I was helping a friend of mine clean out his dad’s house, and I offered to store a few boxes of things for him in my basement. The last two friends whose stuff I stored had cleaned out their stashes, so I thought I could make room for more. I ended up taking five boxes and two old-style stereo speakers (the kind that look like end tables).
I did manage to carry all of it down to the basement with my son propping the back door for me, but in doing so I realized that in order to start my first seeds (leeks, onions, parsley) in approximately two weeks, I’m really going to need to clean that place up.
Right now I can barely even get to my light shelf with all the flats and coiled-up hoses and bales of peat and perlite and vermiculite and buckets of sand and other random empty harvest buckets. Spider webs run riot down there; sand is all over the patch of carpet from transferring it into smaller containers to bring upstairs and scatter on the icy sidewalks.

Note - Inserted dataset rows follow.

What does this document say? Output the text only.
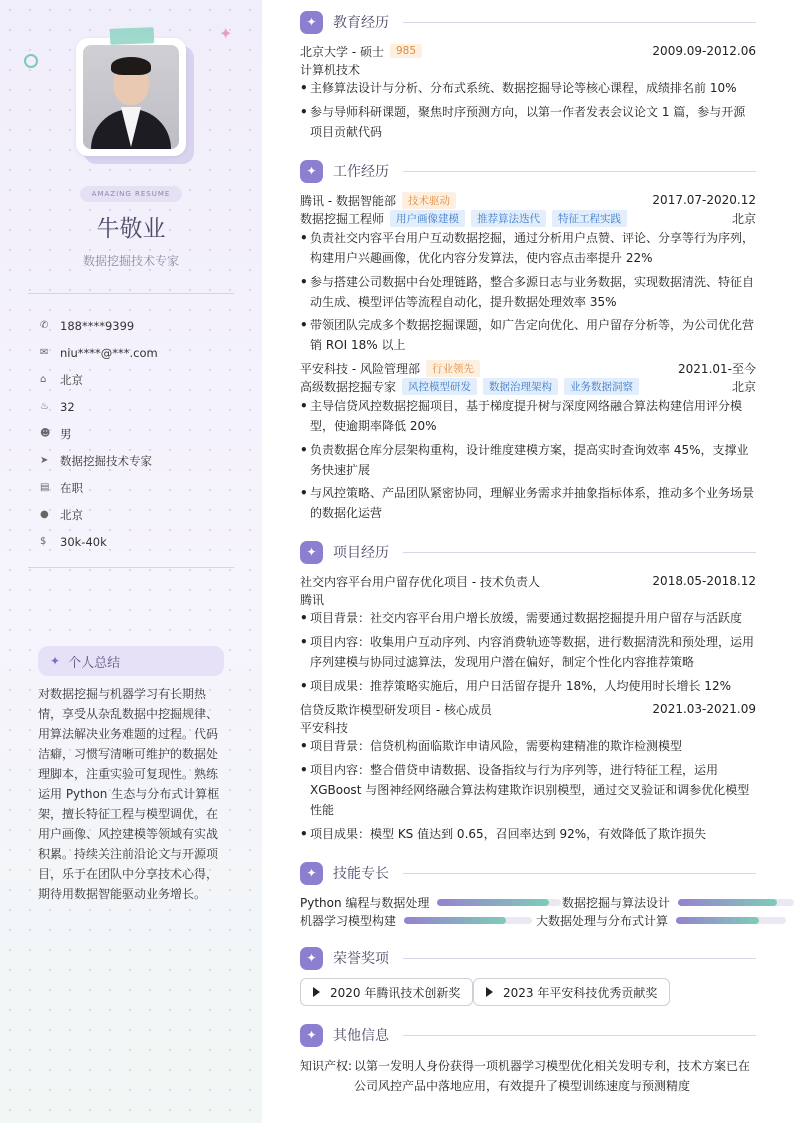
✦
AMAZING RESUME
牛敬业
数据挖掘技术专家
✆	188****9399
✉	niu****@***.com
⌂	北京
♨ 32
☻ 男
➤	数据挖掘技术专家
▤ 在职
● 北京
$	30k-40k
✦ 个人总结
对数据挖掘与机器学习有长期热情，享受从杂乱数据中挖掘规律、用算法解决业务难题的过程。代码洁癖，习惯写清晰可维护的数据处理脚本，注重实验可复现性。熟练运用 Python 生态与分布式计算框架，擅长特征工程与模型调优，在用户画像、风控建模等领域有实战积累。持续关注前沿论文与开源项目，乐于在团队中分享技术心得，期待用数据智能驱动业务增长。
✦	教育经历
北京大学 - 硕士	985	2009.09-2012.06
计算机技术
• 主修算法设计与分析、分布式系统、数据挖掘导论等核心课程，成绩排名前 10%
• 参与导师科研课题，聚焦时序预测方向，以第一作者发表会议论文 1 篇，参与开源项目贡献代码
✦	工作经历
腾讯 - 数据智能部	技术驱动	2017.07-2020.12
数据挖掘工程师	用户画像建模	推荐算法迭代	特征工程实践	北京
• 负责社交内容平台用户互动数据挖掘，通过分析用户点赞、评论、分享等行为序列，构建用户兴趣画像，优化内容分发算法，使内容点击率提升 22%
• 参与搭建公司数据中台处理链路，整合多源日志与业务数据，实现数据清洗、特征自动生成、模型评估等流程自动化，提升数据处理效率 35%
• 带领团队完成多个数据挖掘课题，如广告定向优化、用户留存分析等，为公司优化营销 ROI 18% 以上
平安科技 - 风险管理部	行业领先	2021.01-至今
高级数据挖掘专家	风控模型研发	数据治理架构	业务数据洞察	北京
• 主导信贷风控数据挖掘项目，基于梯度提升树与深度网络融合算法构建信用评分模型，使逾期率降低 20%
• 负责数据仓库分层架构重构，设计维度建模方案，提高实时查询效率 45%，支撑业务快速扩展
• 与风控策略、产品团队紧密协同，理解业务需求并抽象指标体系，推动多个业务场景的数据化运营
✦	项目经历
社交内容平台用户留存优化项目 - 技术负责人	2018.05-2018.12
腾讯
• 项目背景：社交内容平台用户增长放缓，需要通过数据挖掘提升用户留存与活跃度
• 项目内容：收集用户互动序列、内容消费轨迹等数据，进行数据清洗和预处理，运用序列建模与协同过滤算法，发现用户潜在偏好，制定个性化内容推荐策略
• 项目成果：推荐策略实施后，用户日活留存提升 18%，人均使用时长增长 12%
信贷反欺诈模型研发项目 - 核心成员	2021.03-2021.09
平安科技
• 项目背景：信贷机构面临欺诈申请风险，需要构建精准的欺诈检测模型
• 项目内容：整合借贷申请数据、设备指纹与行为序列等，进行特征工程，运用 XGBoost 与图神经网络融合算法构建欺诈识别模型，通过交叉验证和调参优化模型性能
• 项目成果：模型 KS 值达到 0.65，召回率达到 92%，有效降低了欺诈损失
✦	技能专长
Python 编程与数据处理	数据挖掘与算法设计
机器学习模型构建	大数据处理与分布式计算
✦	荣誉奖项
2020 年腾讯技术创新奖	2023 年平安科技优秀贡献奖
✦	其他信息
知识产权: 以第一发明人身份获得一项机器学习模型优化相关发明专利，技术方案已在公司风控产品中落地应用，有效提升了模型训练速度与预测精度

That dessicated baby garter snake in the laundry room? Yup–still there. I’d thought sometime over the winter I might even hire someone to come help me with the dusty, dead-bug-riddled, cobwebby nightmare. I thought I’d once again pull everything out from under the stairs, whose open backs allow dust and dirt coming in the back door to rain down on the tubs of old toys and clothes and flats and pots and who knows what else.
It’s still winter, but I’m starting to think that paying someone to go down there and see what I have created (to be fair, the spiders helped) is a little much. I’ve got a dust mask around here somewhere and a dust mop and a bandana for my head.
I had thought hiring someone would kick my procrastinating butt into gear, but for me there’s no better incentive than having a tidy space working space in which to start those first seeds of the year.